Rolling Sea

oh my love 

how i have choked on things not said

lying stone-faced and silent

next to you in bed

oh i believe i am 

the rolling sea

and you are a sailor

you are a sailor

keep your wits about you if you wanna sail me

keep your wits about you if you wanna sail me


i will be your rolling sea

i will take you fathoms deep

i will put away my dreams

just to be your rolling sea


today i sat and watched the clouds

thinking grey thoughts

with the taste of salt and copper in my mouth

and you were nowhere to be found

you better start to swim, boy

or you're gonna drown

you better start kicking

or you're gonna drown

Metaphors about the ocean: a songwriter's rite of passage

This song has 3 seeds...

1. Once upon a time, I was not good at talking through my angry feelings with my spouse. Instead of saying, "hey that thing you did made me feel in this way," I would do what we now call Angry Sleeping. I would make myself as curled up and tense as possible, and somehow maintain this throughout eight hours of sleep. How? Possibly feminine mystique but also possibly juvenile obstinacy. It wasn't a very effective way to work through issues, so it has since been retired in favour of Me Saying Things Reasonably, which is currently serving us well. The first two lines of this song are taken from a sketchbook I kept during the era of Angry Sleeping. The rest of the song doesn't really have anything to do with it. 

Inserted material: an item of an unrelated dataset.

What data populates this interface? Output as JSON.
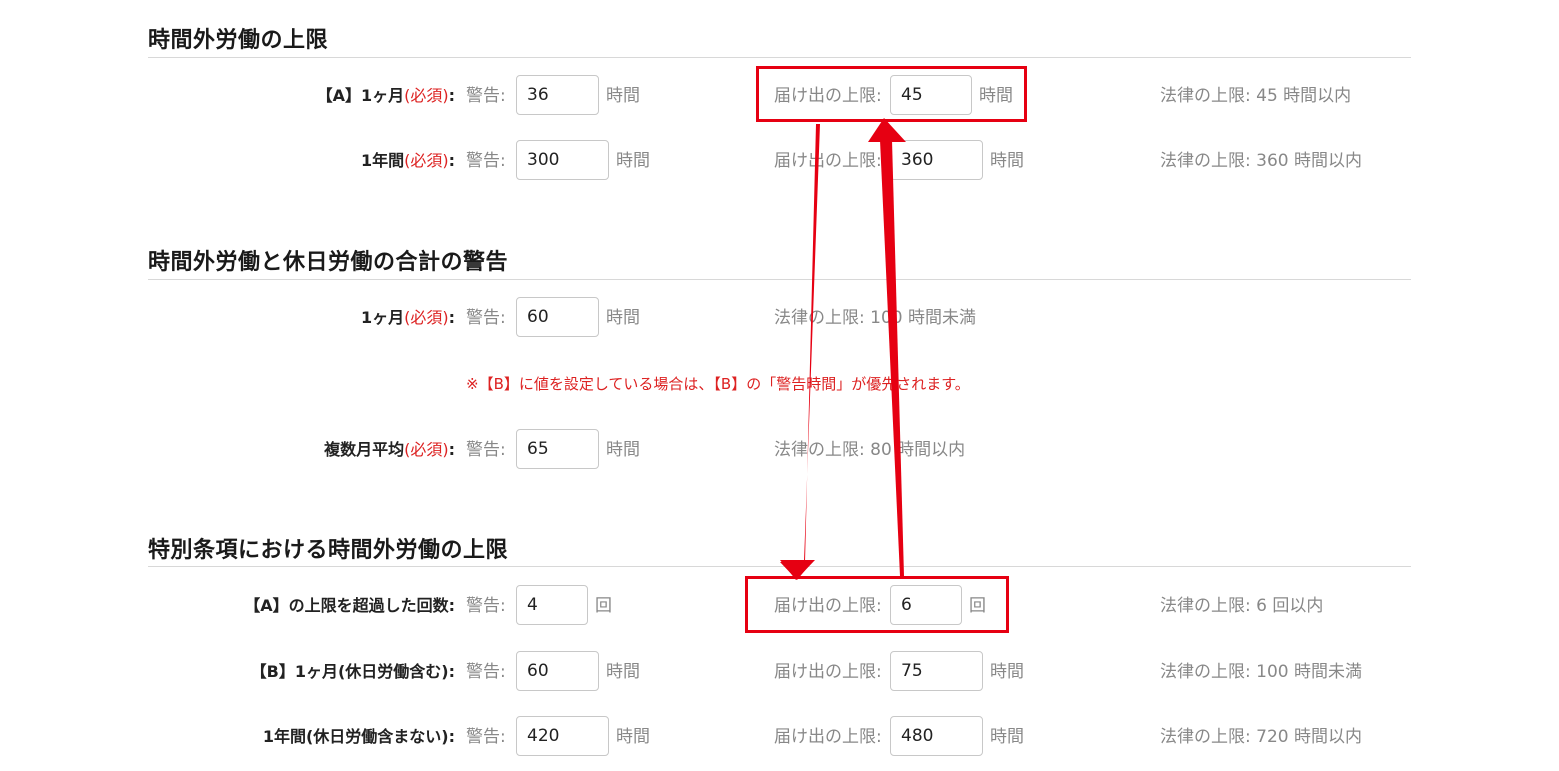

2. In 2013, I took a trip to Halifax with Via Rail's Musicians on Board program. If you haven't heard of it, it's a fantastic program that helps Canadian talent travel around the country in a classy way without breaking the bank. I highly recommend it, I had a wonderful time! While I was there, the phrase "rolling sea" came into my head. I'm not entirely sure why, but in it went and it stayed there, incubating, until it was time to write this song. The rest of the lyrical content is really just 1. and 2. fleshed out.

3. Beethoven! I can't tell you exactly what the mechanism was, but the 2nd movement of Beethoven's 4th piano sonata made me write the piano part. 

This is one of those songs that gradually weaved itself together over several years. Some of my best work, I think.